Türkiye’de yeni Osmanlıcılık girişimleri ılımlı İslamcı iktidarlar tarafından sürdürülürken, Avrupalı Osmanlılar örgütü yetersiz kalmış ve bu doğrultuda yenilikler düşünülürken, siyaset sahnesinin ana örgütü olan siyasal partilere yönelik ilgilerin arttığı görülmüştür.
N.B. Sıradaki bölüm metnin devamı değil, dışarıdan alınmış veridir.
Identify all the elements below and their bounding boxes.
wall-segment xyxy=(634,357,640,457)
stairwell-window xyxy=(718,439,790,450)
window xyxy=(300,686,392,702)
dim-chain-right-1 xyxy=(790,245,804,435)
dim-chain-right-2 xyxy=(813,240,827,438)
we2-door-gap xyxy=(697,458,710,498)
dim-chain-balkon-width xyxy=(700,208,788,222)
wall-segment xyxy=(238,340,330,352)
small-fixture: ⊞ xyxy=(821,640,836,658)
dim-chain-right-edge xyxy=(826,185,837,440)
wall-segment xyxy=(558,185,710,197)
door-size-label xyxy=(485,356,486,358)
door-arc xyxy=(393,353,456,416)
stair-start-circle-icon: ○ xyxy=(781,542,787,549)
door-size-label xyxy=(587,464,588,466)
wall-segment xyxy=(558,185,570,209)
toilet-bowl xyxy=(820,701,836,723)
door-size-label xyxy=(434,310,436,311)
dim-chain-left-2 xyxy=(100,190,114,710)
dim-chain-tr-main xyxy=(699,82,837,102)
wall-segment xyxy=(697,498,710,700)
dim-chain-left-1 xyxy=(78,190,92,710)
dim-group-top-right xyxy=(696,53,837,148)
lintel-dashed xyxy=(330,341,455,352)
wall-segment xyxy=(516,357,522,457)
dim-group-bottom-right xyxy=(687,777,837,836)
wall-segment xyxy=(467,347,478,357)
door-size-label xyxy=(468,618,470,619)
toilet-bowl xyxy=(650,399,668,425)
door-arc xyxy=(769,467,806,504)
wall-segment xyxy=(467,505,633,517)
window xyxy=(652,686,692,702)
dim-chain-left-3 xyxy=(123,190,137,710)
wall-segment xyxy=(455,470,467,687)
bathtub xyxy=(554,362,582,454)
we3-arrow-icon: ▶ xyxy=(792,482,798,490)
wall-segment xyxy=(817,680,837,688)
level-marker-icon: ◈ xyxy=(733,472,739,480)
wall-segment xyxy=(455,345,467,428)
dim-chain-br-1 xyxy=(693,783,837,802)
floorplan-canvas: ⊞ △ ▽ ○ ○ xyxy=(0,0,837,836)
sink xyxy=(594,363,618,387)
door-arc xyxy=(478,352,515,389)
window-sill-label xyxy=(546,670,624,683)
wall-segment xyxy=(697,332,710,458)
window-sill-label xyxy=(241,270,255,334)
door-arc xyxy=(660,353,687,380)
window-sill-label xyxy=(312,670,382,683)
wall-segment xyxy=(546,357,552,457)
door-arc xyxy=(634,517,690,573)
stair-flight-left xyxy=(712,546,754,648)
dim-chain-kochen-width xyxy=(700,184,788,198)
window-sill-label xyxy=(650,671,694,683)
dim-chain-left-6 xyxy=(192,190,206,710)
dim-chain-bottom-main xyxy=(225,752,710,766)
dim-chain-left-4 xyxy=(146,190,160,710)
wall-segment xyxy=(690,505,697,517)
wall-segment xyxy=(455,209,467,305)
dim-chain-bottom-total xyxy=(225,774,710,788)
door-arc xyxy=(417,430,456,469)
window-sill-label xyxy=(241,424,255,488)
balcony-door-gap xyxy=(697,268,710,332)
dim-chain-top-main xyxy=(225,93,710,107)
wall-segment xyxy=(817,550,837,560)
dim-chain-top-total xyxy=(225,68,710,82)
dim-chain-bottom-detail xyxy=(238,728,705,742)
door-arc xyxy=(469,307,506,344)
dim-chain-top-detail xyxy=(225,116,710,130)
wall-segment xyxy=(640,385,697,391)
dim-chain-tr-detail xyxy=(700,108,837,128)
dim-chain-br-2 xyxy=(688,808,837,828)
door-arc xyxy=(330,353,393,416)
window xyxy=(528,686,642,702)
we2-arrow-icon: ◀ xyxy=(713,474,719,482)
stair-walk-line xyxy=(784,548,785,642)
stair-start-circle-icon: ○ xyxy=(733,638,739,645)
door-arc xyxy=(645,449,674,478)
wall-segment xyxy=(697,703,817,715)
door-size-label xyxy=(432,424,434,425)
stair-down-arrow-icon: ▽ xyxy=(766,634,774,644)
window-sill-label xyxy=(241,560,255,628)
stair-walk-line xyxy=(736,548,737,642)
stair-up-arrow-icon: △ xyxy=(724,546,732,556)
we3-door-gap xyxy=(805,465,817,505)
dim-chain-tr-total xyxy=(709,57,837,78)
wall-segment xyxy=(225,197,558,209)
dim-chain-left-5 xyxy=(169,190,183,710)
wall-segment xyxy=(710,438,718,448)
Yurt dışından gelen göçmenlerin bütün Avrupa ülkelerindeki partilere üye olmaları ve bu partilerin yönetim kademelerine seçilerek önde gelen siyasal kadroları oluşturmalarıyla birlikte, göçmen rüzgârlarının Avrupa siyasetini partiler aracılığı ile yönlendirmesi başarılı olunca, Almanya’daki Türk göçmenlerin önce Alman partilerine üye olmaları sağlanmış ve daha sonraları da Türk asıllı parti üyelerinin bir araya gelmeleriyle Alman siyasal sistemi içinde bir Türk lobisi oluşturulabilmiştir. Almanya’daki Türk nüfusun üç milyondan beş milyona doğu artması üzerine, ülkedeki Türk lobisinin etkileri artmış ve Türk lobisi içinden çıkan siyasetçi ya da iş adamlarının ülkenin her yerinde örgütlenmiş bulunan yapılanmalar aracılığı ile rekabet düzeninde içine girdikleri yarışları kazanmaları gerçekleştirilmiştir.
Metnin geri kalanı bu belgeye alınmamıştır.